# como instalo mi tarjeta de video gepro fx 5200



## jechu094 (Feb 27, 2008)

hola tengo un problema con mi tarjeta de video, resulta que la tarjeta de video integrada del pc se me daño    :x  lo mandè a arreglar y  el tipo me dijo que me iva a dar una tarjeta de video de 128 en compenzacion de que me cambiò la board, la tarjeta funciona pero cuando boy a jugar gta3 me dice que necesito minimo 12mb de video, lo mismo en vice city, la tarjeta no trae cd`s de instalacion disque porque se reconoce sola pero no me funciona.

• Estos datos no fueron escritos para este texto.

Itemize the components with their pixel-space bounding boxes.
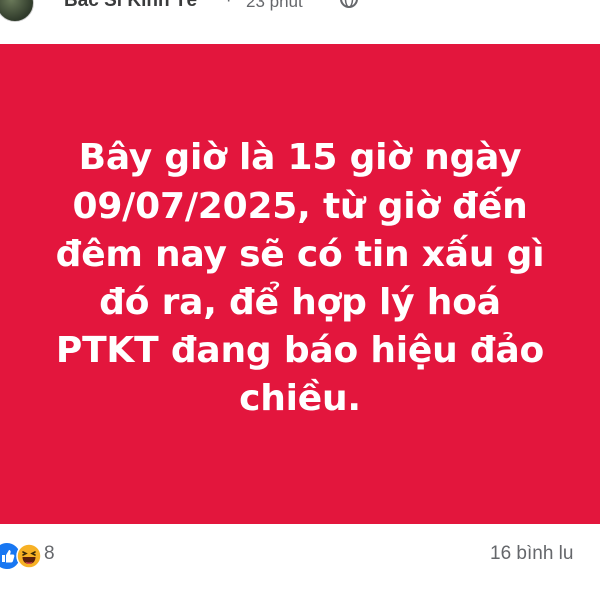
globe-icon[interactable]	[338, 0, 360, 10]
author-avatar[interactable]	[0, 0, 34, 22]
haha-icon	[16, 543, 42, 569]
post-header: Bác Sĩ Kinh Tế · 23 phút	[0, 0, 600, 22]
status-line: đó ra, để hợp lý hoá	[99, 282, 501, 323]
status-text: Bây giờ là 15 giờ ngày 09/07/2025, từ gi…	[20, 134, 580, 423]
reaction-count[interactable]: 8	[44, 543, 55, 565]
post-footer: 8 16 bình lu	[0, 530, 600, 582]
post-time[interactable]: 23 phút	[246, 0, 303, 12]
status-line: đêm nay sẽ có tin xấu gì	[55, 233, 545, 275]
facebook-post: Bác Sĩ Kinh Tế · 23 phút Bây giờ là 15 g…	[0, 0, 600, 600]
author-name[interactable]: Bác Sĩ Kinh Tế	[64, 0, 197, 12]
separator-dot: ·	[226, 0, 232, 9]
status-line: chiều.	[239, 378, 361, 420]
status-line: PTKT đang báo hiệu đảo	[55, 330, 545, 372]
reaction-summary[interactable]	[0, 541, 42, 571]
status-card: Bây giờ là 15 giờ ngày 09/07/2025, từ gi…	[0, 44, 600, 524]
comment-count[interactable]: 16 bình lu	[490, 543, 573, 565]
status-line: 09/07/2025, từ giờ đến	[72, 185, 528, 227]
status-line: Bây giờ là 15 giờ ngày	[78, 137, 522, 179]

no es el juego  porque lo probè con una tarjeta de video de un amigo y salio


tengo512mb de ram
asrock gepro-m2
160gb de disco duro 


otra pregunta es: me han dicho algo sobre el sis que usa la tarjeta de video no lo tengo   :x pero si es asi que version devo usar o como y donde la bajo?


----------



## carlos1959 (Mar 4, 2008)

Hola jechu094, fijate si en la bios de la PC no tenes alguna opción para desactivar el video on board, por lo que comentas, a mi parecer, sigue funcionando el video on-board.
Con esa placa, si es realmente FX5200, ese juego funciona a la perfección

Saludos

Carlos


----------



## jechu094 (Mar 4, 2008)

lo intentarè


----------



## elaficionado (Mar 4, 2008)

Hola,
Yo tengo los driver de instalación, pero es de 54 M, te lo puedo envíar por partes, si desedas.
Chao.
elaficionado.


----------



## jechu094 (Mar 4, 2008)

bueno asme el favor


----------



## Manonline (Mar 4, 2008)

http://www.nvidia.com

LISTOO


----------



## elaficionado (Mar 5, 2008)

Hola.
Puedes bajarlo directamente de aquí : http://la.nvidia.com/object/winxp64_93.71_2_la.html
Chao.
elaficionado.


----------